C’est le constat dressé par la 30e édition du rapport sur la lutte contre le racisme, l’antisémitisme et la xénophobie réalisé par la Commission nationale consultative des droits de l’homme (CNCDH) rendu public le 8 juillet dernier et remis au premier ministre Jean Castex.

La CNCDH, qui assure auprès du gouvernement un rôle de conseil et de proposition dans le domaine des droits de l’homme, a dressé son propre constat en s’appuyant en partie sur une note du Service central du renseignement territorial (rattaché à la police nationale et au ministère de l’Intérieur) qui a établi pour 2020 « le bilan des actes à caractère antisémite, antimusulman, antichrétien, raciste et des atteintes aux milieux de culte et sépultures ».

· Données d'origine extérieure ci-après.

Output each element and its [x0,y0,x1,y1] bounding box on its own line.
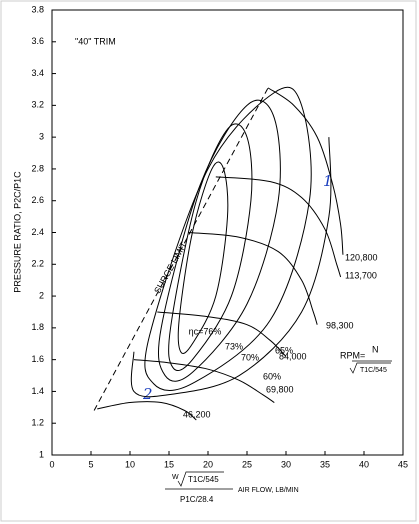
eff-label: 60% [263,371,281,381]
speed-line [267,87,344,255]
speed-label: 46,200 [183,409,211,419]
trim-label: "40" TRIM [75,36,116,46]
x-tick-label: 35 [320,459,330,469]
speed-label: 84,000 [279,351,307,361]
x-tick-label: 25 [242,459,252,469]
y-tick-label: 2.4 [31,227,44,237]
speed-label: 98,300 [326,320,354,330]
y-tick-label: 3.4 [31,68,44,78]
x-tick-label: 15 [164,459,174,469]
efficiency-island [157,99,281,382]
rpm-num: N [372,344,379,354]
speed-label: 69,800 [266,384,294,394]
efficiency-island [177,161,229,354]
eff-label: 70% [241,352,259,362]
y-tick-label: 1 [39,449,44,459]
eff-label: 65% [275,345,293,355]
x-tick-label: 20 [203,459,213,469]
eff-label: ηc=76% [189,326,222,336]
sqrt-sign [349,362,391,374]
x-tick-label: 5 [88,459,93,469]
y-axis-label: PRESSURE RATIO, P2C/P1C [12,171,22,293]
y-tick-label: 1.6 [31,354,44,364]
y-tick-label: 3.2 [31,100,44,110]
rpm-label: RPM= [340,350,365,360]
efficiency-island [168,123,253,372]
y-tick-label: 1.4 [31,386,44,396]
y-tick-label: 2.8 [31,163,44,173]
x-tick-label: 0 [49,459,54,469]
x-tick-label: 10 [125,459,135,469]
sqrt-sign [177,471,224,487]
speed-line [215,176,342,278]
y-tick-label: 2.6 [31,195,44,205]
x-label-w: W [172,474,179,481]
x-label-t: T1C/545 [188,475,219,484]
y-tick-label: 2.2 [31,259,44,269]
x-tick-label: 40 [359,459,369,469]
speed-label: 113,700 [345,270,377,280]
x-tick-label: 30 [281,459,291,469]
y-tick-label: 1.2 [31,418,44,428]
handwritten-note: 1 [323,172,333,190]
y-tick-label: 3.8 [31,4,44,14]
speed-label: 120,800 [345,252,378,262]
efficiency-island [144,86,312,391]
handwritten-note: 2 [142,385,153,403]
y-tick-label: 3.6 [31,36,44,46]
rpm-den: T1C/545 [360,367,387,374]
surge-line [93,87,269,411]
x-label-den: P1C/28.4 [180,495,214,504]
x-tick-label: 45 [398,459,408,469]
x-axis-label: AIR FLOW, LB/MIN [238,487,299,494]
y-tick-label: 2 [39,290,44,300]
y-tick-label: 3 [39,132,44,142]
eff-label: 73% [225,341,243,351]
speed-line [130,137,332,398]
y-tick-label: 1.8 [31,322,44,332]
speed-line [133,359,275,403]
speed-line [188,232,318,325]
speed-line [97,401,197,421]
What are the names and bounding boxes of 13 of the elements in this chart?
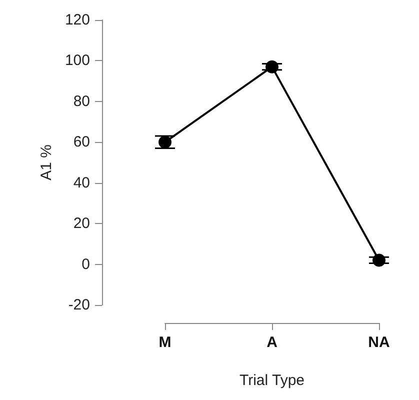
y-tick-label: 0: [82, 256, 90, 273]
x-tick-label: NA: [368, 334, 390, 351]
y-tick-label: 100: [64, 52, 90, 70]
y-tick-label: 60: [73, 134, 90, 151]
y-tick-label: -20: [68, 296, 90, 314]
x-axis-title: Trial Type: [239, 372, 305, 389]
y-axis-title: A1 %: [38, 144, 56, 180]
y-tick-label: 40: [73, 174, 90, 192]
x-tick-label: M: [158, 334, 172, 351]
y-tick-label: 120: [64, 12, 90, 28]
y-tick-label: 80: [73, 92, 90, 110]
y-tick-label: 20: [73, 215, 90, 232]
x-tick-label: A: [266, 334, 278, 351]
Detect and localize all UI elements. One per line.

Ces statistiques montrent que la baisse globale des actes racistes enregistrée en 2020 (-26 %) ; ne s’applique pas aux attaques ciblant les musulmans. Bien au contraire. « Au quatrième trimestre, on recense 151 faits en 2020 contre 52 en 2019, soit un quasi triplement, qui suffit à expliquer une hausse globale de 52 % sur l’ensemble de l’année [de 154 en 2019 à 234 en 2020] », révèle le rapport.

« À partir de cette observation, la CNCDH exprime sa très forte inquiétude face à des dérives ; dans le champ politique comme dans certains médias et sur les réseaux sociaux. Elle en souligne la très grande nocivité, appelant à la plus grande vigilance à leur égard » ; indique la commission, rappelant avoir émis un avis défavorable le 28 janvier 2021 sur la loi sur le séparatisme.

Sur l’ensemble des actes antimusulmans, 75 % correspondent à des menaces (insultes publiques, graffitis, etc.). Les atteintes aux lieux de culte ont augmenté quant à elles de 38 % en 2020.

« Mais attention, ces chiffres ne sont pas très exhaustifs. On sait qu’il y a des victimes qui ne portent pas plainte et qu’il y a un chiffre noir [différence entre les chiffres connus et la réalité]. Les statistiques du Service central du renseignement territorial se basent sur des remontées du terrain ; en provenance d’associations comme l’Observatoire contre l’islamophobie du Conseil français du culte musulman » ; souligne également à MEE Nonna Mayer, chercheure émérite au CNRS, spécialiste de l’extrême droite ; du racisme et de l’antisémitisme et membre de la CNCDH.